SEC Charges Firms Involved in Layering, Manipulation Schemes.
Article By : Patrick Mansfield | U.S. Consumer Finance
A trading firm based out of the Ukraine has been charged with fraud in connection with their manipulation of the United States' stock markets. They have allegedly made hundreds of thousands of manipulations during their tenure, and the charges levied against them by the Securities and Exchange Commission include charges against a brokerage firm based out of New York and its CEO, who was responsible for making the manipulations possible.
According to the complaint filed by the SEC, Avalon FA Ltd advertised itself to stock traders as a firm where they could engage in a layering scheme, which basically is the idea that a firm places orders for stocks but then cancels the orders before they have gone through, but not before they have tricked outside parties into either selling or buying stocks at false prices.
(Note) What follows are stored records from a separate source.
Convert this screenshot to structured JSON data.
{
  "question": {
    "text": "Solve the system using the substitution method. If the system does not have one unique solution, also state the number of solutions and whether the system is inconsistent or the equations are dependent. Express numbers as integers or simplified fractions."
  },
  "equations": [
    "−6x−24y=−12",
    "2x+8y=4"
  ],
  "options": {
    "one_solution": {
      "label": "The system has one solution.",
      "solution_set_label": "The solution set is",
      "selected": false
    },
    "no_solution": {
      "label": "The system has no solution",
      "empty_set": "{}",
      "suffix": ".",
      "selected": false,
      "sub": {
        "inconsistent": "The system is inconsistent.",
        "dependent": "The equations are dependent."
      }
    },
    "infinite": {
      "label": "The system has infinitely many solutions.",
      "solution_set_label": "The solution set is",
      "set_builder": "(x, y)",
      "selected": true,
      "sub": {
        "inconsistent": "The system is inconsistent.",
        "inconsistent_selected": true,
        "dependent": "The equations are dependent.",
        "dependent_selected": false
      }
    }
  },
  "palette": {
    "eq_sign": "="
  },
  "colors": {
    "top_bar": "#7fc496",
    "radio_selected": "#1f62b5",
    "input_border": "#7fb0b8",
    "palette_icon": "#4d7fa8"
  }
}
This results in profits gained through obviously illicit means of deception and manipulation.
During five years, Avalon supposedly made over $21 million using their layering scheme to manipulate the U.S. stock market. The complaint filed by the SEC also details another $7 million in illegal profits made by using a cross-market manipulation scheme. In that scheme, U.S. stocks were bought and sold at a loss, which manipulated the price of the stocks and their options. The result was that the stocks could then be traded profitably at artificially high prices. Despite being based in the Ukraine, Avalon employed traders throughout Asia and Eastern Europe, and the business collected a percentage of the profits from the activities. They also collected commissions from their traders for the use of their platform.
Fraud charges were also filed against the named owner of Avalon, Nathan Fayyer, and Sergey Pustelnik, who had a controlling stake in Avalon but failed to disclose it. Instead, he registered as a representative of Lek Securities, an American firm that helped facilitate the layering scheme.
The layering scheme was only made possible, according to the SEC, due to the position of Lek Securities and Samuel Lek, the owner of the company. The company allowed Avalon to have access to the stock markets within the United States, and it also approved the cross-market trading scheme. Not only that, but the company even upgraded its infrastructure to better deal with the volume and style of Avalon's activities. There is even language in the complaint that alleges the layering controls put in place were relaxed by Lek Securities after a complaint came from Avalon. Lek Securities had a number of other customer firms, but Avalon led their clients in terms of trading commissions, generated rebates, and fees.
Stephanie Avakian, the Acting Director of the Division of Enforcement of the SEC, said that Avalon was not subtle about marketing themselves as a firm where manipulative trading would be possible, and Lek Securities was the gatekeeper that allowed the layering and manipulation schemes to take place in the markets of the United States. Lek Securities was warned repeatedly that their client was openly manipulating the markets, yet no action was taken on their part to prevent such activities.
The complaint was filed by the SEC in the United States District Court for the Southern District of New York, and shortly after the complaint was filed, the SEC received a court order that froze the assets of Avalon held by Lek Securities. The order also froze and repatriated monies that Avalon had previously transferred out of America.